After a Claims Facility Has Closed, Bill Would Allow Holocaust-Era Suits Against Insurers (July 18)

A House bill, HR-890, would allow Holocaust survivors and their families to file suit against European insurers for failing to pay on policies.

The issue appeared to be resolved by the International Commission on Holocaust-Era Insurance Claims, created in August 1998, under which European companies, Holocaust survivors’ representatives, and U.S. regulators signed a Memorandum of Understanding

The commission’s aim was “to identify claimants, locate unpaid insurance policies, and assist Holocaust survivors and their families in resolving claims.” See Lawrence S. Eagleburger and M. Diane Koken with Catherine Lillie, “Finding Claimants and Paying Them: The Creation and Workings of the International Commission on Holocaust Era Insurance Claims”(2007)(available here).

The commission officially closed its payment facility in 2007, having addressed 48,000 claimants and paying about $306 million.

Proponents of the new proposal, the Holocaust Insurance Accountability Act of 2011, complain that the commission paid only a fraction of the policies sold to Jews living in Europe around the time of the Holocaust. Other critics say the process favored the insurance companies.

Opponents of the bill, including the Anti-Defamation League, the American Jewish Committee, B’nai B’rith International, the World Jewish Congress and the World Jewish Restitution Organization, are worried that the proposal will undermine the work done by the Commission.

According to the New York Times, a recent U.S. State Department statement echoed these concerns: “Lawsuits by the survivors could not only disrupt prior agreements with European governments but might also have a negative impact on other reparation agreements growing out of the Holocaust as well.” Eric Lichtblau, “Holocaust Survivors Again Seek Insurance Claims,” N.Y. Times (June 1)(available here).

The Times article also notes that both the Obama and George W. Bush administrations opposed proposals to allow suits. While the U.S. government has not forbid individuals from filing claims against European insurance companies, it has encouraged dismissal of such claims.

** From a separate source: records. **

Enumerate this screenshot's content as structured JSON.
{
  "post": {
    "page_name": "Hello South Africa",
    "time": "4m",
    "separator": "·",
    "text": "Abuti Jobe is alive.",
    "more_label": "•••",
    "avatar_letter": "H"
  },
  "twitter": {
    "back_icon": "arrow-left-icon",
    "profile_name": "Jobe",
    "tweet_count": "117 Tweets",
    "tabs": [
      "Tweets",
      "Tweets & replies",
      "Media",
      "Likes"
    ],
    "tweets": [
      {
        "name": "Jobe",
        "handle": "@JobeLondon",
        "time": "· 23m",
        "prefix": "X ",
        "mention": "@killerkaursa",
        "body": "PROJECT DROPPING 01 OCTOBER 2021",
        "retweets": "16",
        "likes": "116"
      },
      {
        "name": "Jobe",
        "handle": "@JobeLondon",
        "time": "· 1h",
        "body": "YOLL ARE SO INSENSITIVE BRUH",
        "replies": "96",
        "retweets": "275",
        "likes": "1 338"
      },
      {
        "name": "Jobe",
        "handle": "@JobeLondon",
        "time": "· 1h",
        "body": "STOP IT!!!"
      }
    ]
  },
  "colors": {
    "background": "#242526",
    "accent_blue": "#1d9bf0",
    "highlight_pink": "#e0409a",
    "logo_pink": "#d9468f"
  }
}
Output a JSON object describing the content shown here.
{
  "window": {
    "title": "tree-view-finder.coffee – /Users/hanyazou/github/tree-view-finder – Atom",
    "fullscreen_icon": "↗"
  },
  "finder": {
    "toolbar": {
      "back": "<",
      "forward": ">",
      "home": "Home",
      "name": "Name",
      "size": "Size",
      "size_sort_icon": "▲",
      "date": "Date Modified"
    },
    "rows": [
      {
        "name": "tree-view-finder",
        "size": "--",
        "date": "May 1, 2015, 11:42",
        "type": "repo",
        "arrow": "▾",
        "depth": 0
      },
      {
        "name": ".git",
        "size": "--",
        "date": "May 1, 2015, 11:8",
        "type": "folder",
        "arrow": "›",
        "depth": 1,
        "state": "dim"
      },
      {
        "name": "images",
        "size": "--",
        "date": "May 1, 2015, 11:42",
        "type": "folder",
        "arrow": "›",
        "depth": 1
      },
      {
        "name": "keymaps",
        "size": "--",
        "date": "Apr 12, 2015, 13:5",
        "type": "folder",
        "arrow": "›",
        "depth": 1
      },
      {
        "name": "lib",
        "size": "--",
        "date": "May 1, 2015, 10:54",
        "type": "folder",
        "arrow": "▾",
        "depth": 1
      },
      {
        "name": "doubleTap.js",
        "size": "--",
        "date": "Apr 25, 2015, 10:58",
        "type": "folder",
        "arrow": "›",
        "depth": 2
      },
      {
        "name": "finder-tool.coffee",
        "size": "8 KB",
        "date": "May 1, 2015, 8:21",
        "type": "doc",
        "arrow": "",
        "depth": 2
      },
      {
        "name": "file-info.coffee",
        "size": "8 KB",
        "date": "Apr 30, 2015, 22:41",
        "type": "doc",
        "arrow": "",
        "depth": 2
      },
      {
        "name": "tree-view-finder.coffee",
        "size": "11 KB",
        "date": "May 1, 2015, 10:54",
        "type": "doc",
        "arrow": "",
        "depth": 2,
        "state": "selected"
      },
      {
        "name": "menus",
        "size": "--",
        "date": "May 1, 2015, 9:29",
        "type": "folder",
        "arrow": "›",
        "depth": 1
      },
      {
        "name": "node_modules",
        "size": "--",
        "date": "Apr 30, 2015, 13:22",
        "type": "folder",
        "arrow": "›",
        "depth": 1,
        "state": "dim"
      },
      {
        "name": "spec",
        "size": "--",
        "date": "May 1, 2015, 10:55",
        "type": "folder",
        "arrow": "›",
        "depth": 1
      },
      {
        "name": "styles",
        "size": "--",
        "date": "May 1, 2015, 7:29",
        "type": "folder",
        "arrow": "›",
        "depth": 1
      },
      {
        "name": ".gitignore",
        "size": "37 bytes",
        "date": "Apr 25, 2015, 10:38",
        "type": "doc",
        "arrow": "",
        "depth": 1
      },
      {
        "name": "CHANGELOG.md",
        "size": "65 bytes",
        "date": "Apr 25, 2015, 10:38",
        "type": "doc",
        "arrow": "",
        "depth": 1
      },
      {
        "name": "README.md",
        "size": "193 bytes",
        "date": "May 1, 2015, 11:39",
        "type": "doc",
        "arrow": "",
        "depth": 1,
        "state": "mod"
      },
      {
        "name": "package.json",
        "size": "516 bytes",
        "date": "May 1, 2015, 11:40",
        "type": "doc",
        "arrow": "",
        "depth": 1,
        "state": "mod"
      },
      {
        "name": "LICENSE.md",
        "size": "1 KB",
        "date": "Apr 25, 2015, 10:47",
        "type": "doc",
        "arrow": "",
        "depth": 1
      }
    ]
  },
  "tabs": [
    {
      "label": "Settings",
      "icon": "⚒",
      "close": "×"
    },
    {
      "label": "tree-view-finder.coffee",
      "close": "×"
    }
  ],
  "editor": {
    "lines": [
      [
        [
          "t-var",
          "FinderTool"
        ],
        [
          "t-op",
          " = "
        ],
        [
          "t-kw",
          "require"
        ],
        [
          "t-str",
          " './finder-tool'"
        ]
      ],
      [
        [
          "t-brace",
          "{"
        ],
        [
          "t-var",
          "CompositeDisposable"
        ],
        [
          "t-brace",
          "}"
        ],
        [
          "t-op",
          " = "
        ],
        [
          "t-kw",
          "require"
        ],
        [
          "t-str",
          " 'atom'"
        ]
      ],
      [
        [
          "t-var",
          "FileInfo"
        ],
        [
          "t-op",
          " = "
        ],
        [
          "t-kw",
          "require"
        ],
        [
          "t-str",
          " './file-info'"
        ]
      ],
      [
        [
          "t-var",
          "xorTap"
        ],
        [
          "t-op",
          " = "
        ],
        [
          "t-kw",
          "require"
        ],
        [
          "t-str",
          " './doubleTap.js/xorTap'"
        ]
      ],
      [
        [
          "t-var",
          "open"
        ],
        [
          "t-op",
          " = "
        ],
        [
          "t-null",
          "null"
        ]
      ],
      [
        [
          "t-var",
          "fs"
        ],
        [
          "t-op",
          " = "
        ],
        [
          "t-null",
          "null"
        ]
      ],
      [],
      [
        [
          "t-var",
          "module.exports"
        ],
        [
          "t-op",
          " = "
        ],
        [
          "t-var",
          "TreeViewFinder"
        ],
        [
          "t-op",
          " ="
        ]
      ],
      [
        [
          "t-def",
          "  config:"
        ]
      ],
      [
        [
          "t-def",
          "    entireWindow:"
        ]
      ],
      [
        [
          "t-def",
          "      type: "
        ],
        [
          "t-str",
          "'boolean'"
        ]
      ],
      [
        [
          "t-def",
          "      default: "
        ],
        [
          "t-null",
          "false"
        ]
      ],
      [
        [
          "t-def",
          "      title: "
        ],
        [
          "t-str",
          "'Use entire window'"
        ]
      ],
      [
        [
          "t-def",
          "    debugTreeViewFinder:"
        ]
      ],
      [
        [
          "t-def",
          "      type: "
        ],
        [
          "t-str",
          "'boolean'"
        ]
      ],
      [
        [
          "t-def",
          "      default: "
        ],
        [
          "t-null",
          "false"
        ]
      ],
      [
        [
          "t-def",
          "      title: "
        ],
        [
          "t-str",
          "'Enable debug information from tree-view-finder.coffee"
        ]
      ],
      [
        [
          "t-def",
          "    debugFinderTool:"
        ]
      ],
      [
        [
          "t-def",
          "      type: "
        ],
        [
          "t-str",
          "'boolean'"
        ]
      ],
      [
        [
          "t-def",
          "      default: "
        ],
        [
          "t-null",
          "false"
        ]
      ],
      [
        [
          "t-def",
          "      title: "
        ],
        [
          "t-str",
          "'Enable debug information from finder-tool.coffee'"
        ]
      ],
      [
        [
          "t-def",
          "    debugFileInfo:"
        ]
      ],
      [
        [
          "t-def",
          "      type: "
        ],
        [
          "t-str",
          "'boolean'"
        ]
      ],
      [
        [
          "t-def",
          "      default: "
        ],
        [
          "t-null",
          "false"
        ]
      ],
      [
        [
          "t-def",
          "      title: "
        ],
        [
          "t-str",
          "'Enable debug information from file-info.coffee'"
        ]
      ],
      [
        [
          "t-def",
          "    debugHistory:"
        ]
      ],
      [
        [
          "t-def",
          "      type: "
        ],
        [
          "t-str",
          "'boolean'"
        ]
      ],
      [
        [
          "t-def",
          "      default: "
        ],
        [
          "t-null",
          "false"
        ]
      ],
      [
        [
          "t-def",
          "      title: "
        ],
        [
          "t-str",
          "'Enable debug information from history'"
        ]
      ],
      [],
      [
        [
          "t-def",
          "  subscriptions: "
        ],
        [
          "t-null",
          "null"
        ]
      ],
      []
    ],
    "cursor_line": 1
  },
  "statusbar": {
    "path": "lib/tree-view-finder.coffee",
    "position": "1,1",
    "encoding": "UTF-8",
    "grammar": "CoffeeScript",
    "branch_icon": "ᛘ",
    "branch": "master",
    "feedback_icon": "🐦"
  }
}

In its findings, the House proposal cites America Insurance Ass'n Inc. v. Garamendi, 539 U.S. 396 (2003), where the U.S. Supreme Court notes, “There is, of course, no question that at some point an exercise of state power that touches on foreign relations must yield to the National Government’s policy.” In fact, the case preempts state laws allowing action by state commissioners against foreign insurers in Holocaust insurance cases.

The House bill would enforce state laws requiring insurers to disclose information regarding Holocaust-era insurance claims despite existing U.S. foreign policy or executive agreements.

Bill sponsor Ileana Ros-Lehtinen, R., Fla. said in the Times article, “This will not usurp anybody’s authority,” adding, “This is about giving the survivors their day in court. We’ve already waited too long.” There are 31 co-sponsors of HR-890.

Similar bills, such as the Holocaust Insurance Accountability Act of 2007, have been proposed without success.